This is the one I bought from Sephora but it smelled horrible, I couldn't take it, so I took it back and bought this one

Pronto Dry Shampoo

Refresh, revive, and recharge hair and scalp without water. Pronto is perfect for use between washings, in a rush, as a midday hair pick-me-up, or when you overdose on styling product.
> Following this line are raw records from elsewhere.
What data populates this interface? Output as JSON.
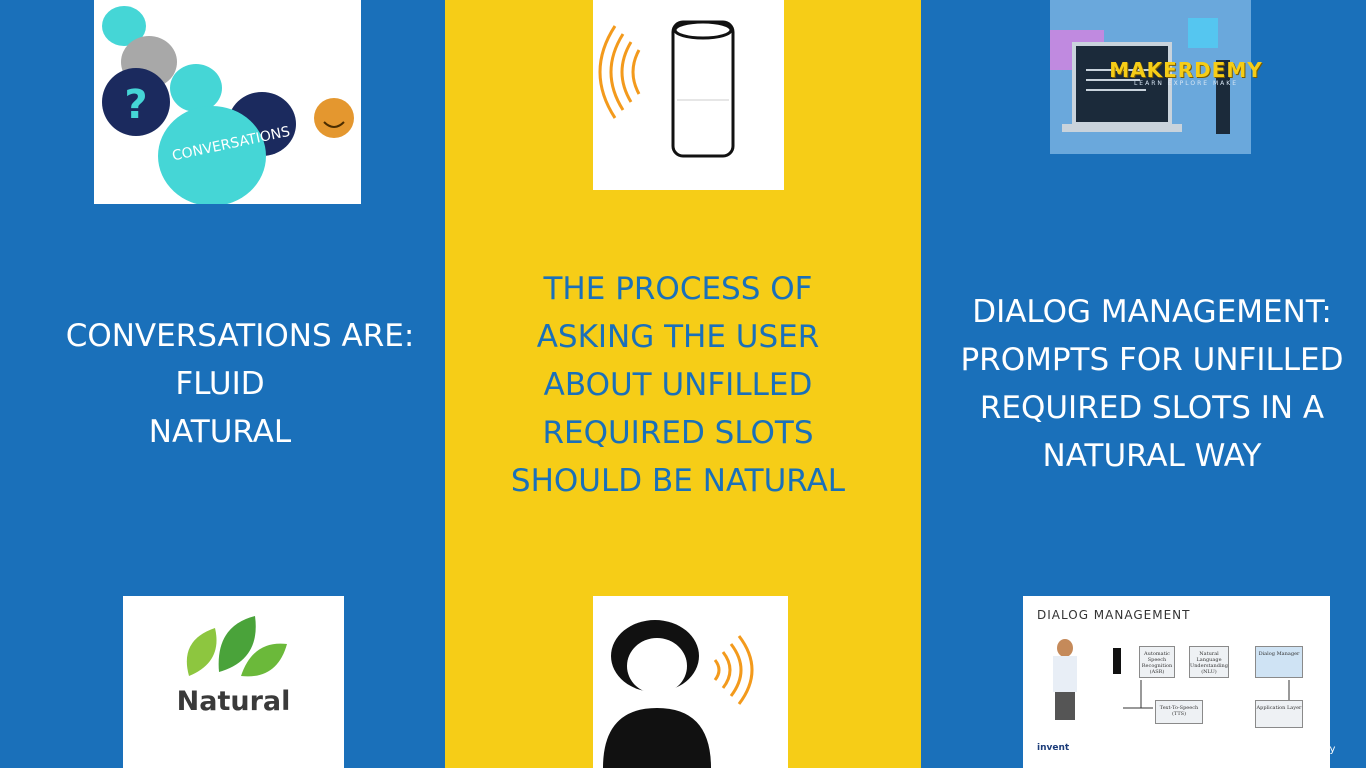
{
  "slide": {
    "left_text": [
      "CONVERSATIONS ARE:",
      "FLUID",
      "NATURAL"
    ],
    "middle_text": [
      "THE PROCESS OF",
      "ASKING THE USER",
      "ABOUT UNFILLED",
      "REQUIRED SLOTS",
      "SHOULD BE NATURAL"
    ],
    "right_text": [
      "DIALOG MANAGEMENT:",
      "PROMPTS FOR UNFILLED",
      "REQUIRED SLOTS IN A",
      "NATURAL WAY"
    ]
  },
  "images": {
    "conversations_word": "CONVERSATIONS",
    "natural_word": "Natural",
    "dialog_title": "DIALOG MANAGEMENT",
    "dialog_boxes": {
      "asr": "Automatic Speech Recognition (ASR)",
      "nlu": "Natural Language Understanding (NLU)",
      "dm": "Dialog Manager",
      "tts": "Text-To-Speech (TTS)",
      "app": "Application Layer"
    },
    "invent_label": "invent"
  },
  "watermark": {
    "brand": "MAKERDEMY",
    "tagline": "LEARN EXPLORE MAKE",
    "platform": "Udemy"
  },
  "colors": {
    "blue": "#1a70ba",
    "yellow": "#f6cd17",
    "orange": "#f39a1c"
  }
}
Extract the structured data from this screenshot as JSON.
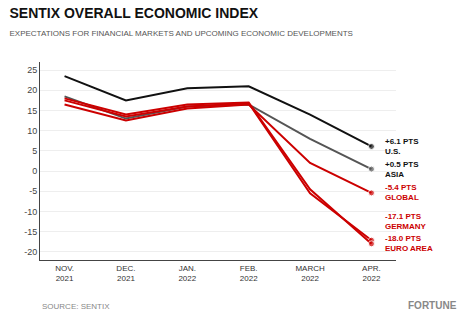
{
  "chart_data": {
    "type": "line",
    "title": "SENTIX OVERALL ECONOMIC INDEX",
    "subtitle": "EXPECTATIONS FOR FINANCIAL MARKETS AND UPCOMING ECONOMIC DEVELOPMENTS",
    "categories": [
      "NOV.\n2021",
      "DEC.\n2021",
      "JAN.\n2022",
      "FEB.\n2022",
      "MARCH\n2022",
      "APR.\n2022"
    ],
    "series": [
      {
        "name": "U.S.",
        "color": "#111111",
        "values": [
          23.5,
          17.5,
          20.5,
          21.0,
          14.0,
          6.1
        ]
      },
      {
        "name": "ASIA",
        "color": "#555555",
        "values": [
          18.5,
          13.0,
          16.0,
          16.5,
          8.0,
          0.5
        ]
      },
      {
        "name": "GLOBAL",
        "color": "#cc0000",
        "values": [
          16.5,
          12.5,
          15.5,
          16.5,
          2.0,
          -5.4
        ]
      },
      {
        "name": "GERMANY",
        "color": "#cc0000",
        "values": [
          17.5,
          13.5,
          16.0,
          16.8,
          -5.5,
          -17.1
        ]
      },
      {
        "name": "EURO AREA",
        "color": "#cc0000",
        "values": [
          18.0,
          14.0,
          16.5,
          17.0,
          -4.5,
          -18.0
        ]
      }
    ],
    "annotations": [
      {
        "text": "+6.1 PTS\nU.S.",
        "x": "APR.\n2022",
        "y": 6.1,
        "color": "#111111"
      },
      {
        "text": "+0.5 PTS\nASIA",
        "x": "APR.\n2022",
        "y": 0.5,
        "color": "#111111"
      },
      {
        "text": "-5.4 PTS\nGLOBAL",
        "x": "APR.\n2022",
        "y": -5.4,
        "color": "#cc0000"
      },
      {
        "text": "-17.1 PTS\nGERMANY",
        "x": "APR.\n2022",
        "y": -17.1,
        "color": "#cc0000"
      },
      {
        "text": "-18.0 PTS\nEURO AREA",
        "x": "APR.\n2022",
        "y": -18.0,
        "color": "#cc0000"
      }
    ],
    "ylim": [
      -22,
      27
    ],
    "yticks": [
      -20,
      -15,
      -10,
      -5,
      0,
      5,
      10,
      15,
      20,
      25
    ],
    "grid": true,
    "source": "SOURCE: SENTIX",
    "brand": "FORTUNE"
  }
}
Natural rice, oat, and tapioca starches cleanse hair by absorbing excess oil, product, and grease and increase hair volume at the roots without weighing hair down. Triclosan and tea tree oil help treat the scalp and reduce the occurrence of dandruff, while the invigorating lemon verbena fragrance leaves hair smelling and feeling fresh

I like it alot and it's powder form, which is easier for me to work with than the spray. It soaks up all that grease.


----------



## McRubel (Apr 1, 2008)

Thanks everyone so much! I think I'm going to order some of that Oscar Blandi's Pronto dry shampoo. Sounds like there are a few of you that have had some good results with that!


----------



## Aprill (Apr 2, 2008)

ditto to above!!


----------



## bunnikat (Apr 2, 2008)

Bumble and bumble make a good one...its a spray also an it comes in different shades so it matches your hair color and you don't have to do alot of blending with it unless you have lots of highlights or whatever...but its kinda pricey. It comes in 2 different sizes. One is like travel sized so you can test it before making the commitment to an entire full sized can.


----------



## McRubel (Apr 2, 2008)

Thanks for all the great suggestions!


----------